The Sea, The Sea - Iris Murdoch [172]
I have just said that I now found Titus simpler than I had thought at first. This was so in relation to his mother and to my own problems. (Perhaps by ‘simpler’ I just mean ‘vaguer’, ‘less attentive’.) But it was certainly noteworthy, and Gilbert noticed it too, that Titus was in superficial ways more cultivated than one would expect a boy to be who had left school early to ‘do electricity’ at a polytechnic. Where had Titus been during the last year or two? This remained mysterious. I remembered the cuff links and the book of Dante’s love poems. My own hypothesis was that he had been living with an older woman. He was just now about the age which I had been when I was kidnapped by Clement; baby-snatching, as everybody called it. Had someone snatched Titus—and then, and lately, discarded him? Gilbert’s theory, not surprisingly, was that Titus had been living with a man. Titus himself remained, on this subject, silent. (Perhaps this is the place to say that Perry was of course wrong about the nature of my relations with Fritzie Eitel.)
I have spoken of histories and changes. And indeed in a way later on it seemed to me that what I was doing in those days was reliving the whole history of my love for Hartley, not only the old times, but all the intermediate times as well. Every day, every hour, I remembered more. On about the evening of the second day Hartley became for a while more talkative and had the air of having been reflecting, the talk being the fruit of the reflection. This led to a dialogue which had a most distressing conclusion.
We were sitting on the floor, she on the mattress, I on the bare boards, with our legs outstretched, and facing the long high-up window which gave onto the drawing room. The middle room, usually darkish, was now in twilight, though the evening glow communicated a dim warm illumination. I touched Hartley’s hand. I felt from head to foot connected with her.
‘Darling, my silk dressing gown suits you, but won’t you take it off sometimes?’
‘I’m cold.’
‘Aren’t you beginning to feel that you live here?’
‘You think the important thing is that I made a mistake in not marrying you.’
‘There was a mistake. What’s more important is to undo it now.’
‘You just want someone to remember things with.’
‘That’s very unfair, when I want so much to talk of the future, only you won’t!’

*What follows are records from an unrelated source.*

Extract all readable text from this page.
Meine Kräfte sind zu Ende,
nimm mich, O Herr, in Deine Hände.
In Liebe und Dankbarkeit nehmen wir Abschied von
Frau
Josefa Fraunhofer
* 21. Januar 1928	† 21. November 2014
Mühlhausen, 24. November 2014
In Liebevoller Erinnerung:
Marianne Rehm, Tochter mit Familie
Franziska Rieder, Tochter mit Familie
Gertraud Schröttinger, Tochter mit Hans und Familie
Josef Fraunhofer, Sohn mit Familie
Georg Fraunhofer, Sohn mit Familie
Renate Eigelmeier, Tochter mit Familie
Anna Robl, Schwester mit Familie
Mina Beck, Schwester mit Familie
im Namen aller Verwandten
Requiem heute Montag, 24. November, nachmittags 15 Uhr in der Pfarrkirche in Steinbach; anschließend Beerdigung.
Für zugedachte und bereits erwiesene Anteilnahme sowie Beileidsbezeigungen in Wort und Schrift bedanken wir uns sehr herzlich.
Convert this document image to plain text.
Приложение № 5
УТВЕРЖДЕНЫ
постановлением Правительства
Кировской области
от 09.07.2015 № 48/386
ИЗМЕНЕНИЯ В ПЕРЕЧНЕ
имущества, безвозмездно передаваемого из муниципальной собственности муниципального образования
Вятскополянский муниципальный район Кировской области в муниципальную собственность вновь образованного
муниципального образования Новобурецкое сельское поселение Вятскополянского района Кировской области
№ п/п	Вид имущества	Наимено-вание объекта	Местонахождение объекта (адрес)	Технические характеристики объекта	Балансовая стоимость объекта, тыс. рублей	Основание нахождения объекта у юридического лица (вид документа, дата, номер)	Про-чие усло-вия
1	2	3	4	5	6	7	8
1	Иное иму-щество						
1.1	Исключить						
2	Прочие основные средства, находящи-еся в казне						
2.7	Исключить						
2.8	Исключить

‘You feel resentment against me because I went away.’
‘So you admit you went away?’
‘I suppose so, it’s so long ago.’
‘You said I’d be unfaithful.’
‘Did I? I can’t remember.’ I had lived my life on her words, and now she could not even recall them! ‘I suppose I must have gone away because I can remember feeling guilty.’
‘Guilty about hurting me?’
‘Yes. Really I did always feel guilty and thought you blamed me. And in a funny way I had to protect myself from you by the idea that you hated me.’
‘How on earth would that “protect” you?